Over the past couple of decades, various coral diseases have been recorded in various parts of the world. Coral diseases were first recognised in the Caribbean, but have now been recorded throughout the Indo-Pacific (Antonius 1995), including, more recently, the Great Barrier Reef (Wachenfeld et al. 1998; Baird 2000). For example, a newly described coral disease on Indo-Pacific reefs is caused by Halofolliculina corallasia, a coral-killing ciliate (Antonius 1999a). The disease damages the skeleton and it is found on a wide variety of massive and branching corals and is somewhat similar to Black Band Disease. This disease was found on reefs of the Sinai (Red Sea), Mauritius (Indian Ocean) and Lizard Island, GBR (Baird 2000). Hutchins (1999) reported catastrophic mortality of Pocillopora coral at Rottnest Island, Western Australia that could have been caused by disease as it quickly spread through a large area. Previously there had been only one report from Western Australia (Simpson et al. 1993) of coral ‘disturbance’ of any kind, and no previous records of disease-related mortality.

Coral diseases are not necessarily caused by microbes. Metapeyssonnelia corallepida, is a recently described coral-killing red alga on Caribbean reefs (Antonius 1999b) and is one of the causes of the recently described syndromes of epizoism on reef corals particularly on reef crest areas (Antonius and Ballesteros 1998). 

Fossil evidence also seems to suggest that some coral ‘diseases’ are novel. For example, the rapid replacement of the coral Acropora cervicornis with Agaricia in Belize and with Porites in the Bahamas, taken as a ‘signature’ of epidemics, was found to be absent from geologic cores representing several thousand years of reef development (Harvell et al. 1999).
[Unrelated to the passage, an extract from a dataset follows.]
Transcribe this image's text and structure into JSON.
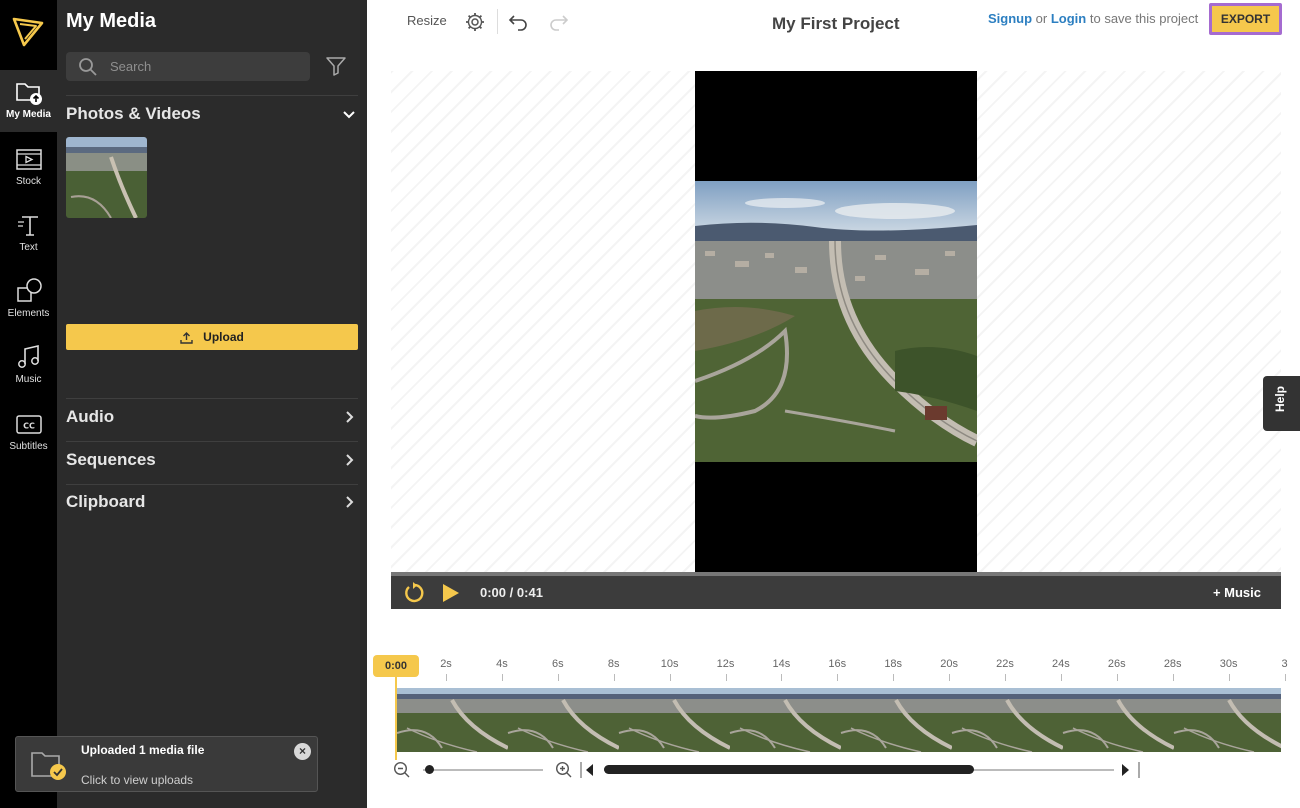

Dust from African deserts may be responsible for spreading disease across the world’s coral reefs. This is facilitated by prolonged drought in the Sahel region since the mid ‘70s has increased by fivefold the amount of atmospheric dust containing bacteria, viruses and fungi that can kill coral (Pearce 1999). Outbreaks of diseases such as white band and black band disease and the bacterial infection known as “coral plague” have coincided with years when the dust load was highest, the Caribbean being particularly badly affected. The strongest evidence for this hypothesis is the spread of a soil fungus, Aspergillus, in the Caribbean. It first appeared in 1983, an exceptionally dusty year, and since then has killed more than 90% of the Caribbean’s sea fans (gorgonian soft corals). Iron in the dust can also trigger algal growth by stimulating nitrogen fixation. Fabricius (pers. comm.) claims that while some workers link this mass mortality to land run off, others suggest it is caused by the fungus Aspergillus (Smith et al. 1996a; Nagelkerken et al. 1997a; Nagelkerken et al. 1997b; Geiser et al. 1998; Harvell et al. 1999).